Citi has maintained a ‘Sell’ rating on Aurobindo Pharma and cut its target price to ₹1,100, flagging concerns around flattening growth in the US market and rising margin risks in the coming quarters. While the company reported a 10.6% YoY revenue growth at ₹8,382 crore in Q4FY25 and a marginal net profit decline of 0.5% to ₹902.8 crore, Citi noted that adjusted EBITDA performance was about 5% below expectations.

Excluding the contribution from gRevlimid, estimated at $40–60 million, Citi calculated the baseline EBITDA margin at 18.5%, down 100bps YoY, even after accounting for a one-time ₹1,000 crore benefit across cost lines. The brokerage found the management’s guidance underwhelming, with high single-digit topline growth and no meaningful improvement in injectables for FY26.

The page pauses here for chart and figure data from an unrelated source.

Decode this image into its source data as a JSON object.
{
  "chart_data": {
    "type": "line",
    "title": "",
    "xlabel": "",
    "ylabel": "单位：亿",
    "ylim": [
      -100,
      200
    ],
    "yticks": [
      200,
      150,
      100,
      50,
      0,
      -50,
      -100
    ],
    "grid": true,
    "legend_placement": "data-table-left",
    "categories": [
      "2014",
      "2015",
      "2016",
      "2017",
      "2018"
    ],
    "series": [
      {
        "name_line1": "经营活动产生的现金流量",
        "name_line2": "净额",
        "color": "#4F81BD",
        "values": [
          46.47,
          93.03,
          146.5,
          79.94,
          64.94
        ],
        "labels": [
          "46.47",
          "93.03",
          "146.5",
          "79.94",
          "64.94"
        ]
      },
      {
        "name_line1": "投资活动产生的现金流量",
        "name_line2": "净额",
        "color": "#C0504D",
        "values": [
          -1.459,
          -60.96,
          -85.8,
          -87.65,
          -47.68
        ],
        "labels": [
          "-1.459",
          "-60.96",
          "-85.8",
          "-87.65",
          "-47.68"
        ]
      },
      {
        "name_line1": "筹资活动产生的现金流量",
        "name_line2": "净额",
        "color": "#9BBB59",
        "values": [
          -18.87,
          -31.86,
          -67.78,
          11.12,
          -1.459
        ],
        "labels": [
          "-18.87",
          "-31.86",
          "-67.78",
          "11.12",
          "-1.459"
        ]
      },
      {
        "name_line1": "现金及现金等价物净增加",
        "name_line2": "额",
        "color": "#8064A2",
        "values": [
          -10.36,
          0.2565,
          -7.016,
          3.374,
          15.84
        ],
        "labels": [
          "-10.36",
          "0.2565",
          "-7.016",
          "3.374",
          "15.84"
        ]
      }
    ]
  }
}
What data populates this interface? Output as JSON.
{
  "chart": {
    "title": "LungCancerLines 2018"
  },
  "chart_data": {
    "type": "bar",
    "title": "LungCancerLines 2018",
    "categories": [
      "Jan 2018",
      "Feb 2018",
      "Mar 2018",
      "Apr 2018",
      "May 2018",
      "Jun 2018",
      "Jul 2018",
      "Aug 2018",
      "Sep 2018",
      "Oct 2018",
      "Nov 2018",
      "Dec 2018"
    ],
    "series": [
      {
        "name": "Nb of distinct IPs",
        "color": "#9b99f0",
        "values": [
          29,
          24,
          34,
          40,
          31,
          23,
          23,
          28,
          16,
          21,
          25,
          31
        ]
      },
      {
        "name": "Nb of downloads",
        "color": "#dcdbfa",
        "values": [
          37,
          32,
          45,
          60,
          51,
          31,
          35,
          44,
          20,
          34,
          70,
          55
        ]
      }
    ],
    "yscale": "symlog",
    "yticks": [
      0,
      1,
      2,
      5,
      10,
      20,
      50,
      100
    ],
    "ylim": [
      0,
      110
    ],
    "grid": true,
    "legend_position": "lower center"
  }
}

Citi warned that with the US business showing signs of flattening despite a 10% volume growth in FY25, the absence of gRevlimid from the product mix could bring negative surprises on margin over the next 1–3 quarters. It has accordingly cut FY26–27 EPS estimates by 8%.

The views and target prices mentioned in this article are as stated by the respective brokerage firms. They do not represent the opinions or recommendations of this publication. Readers are advised to consult their financial advisors before making any investment decisions.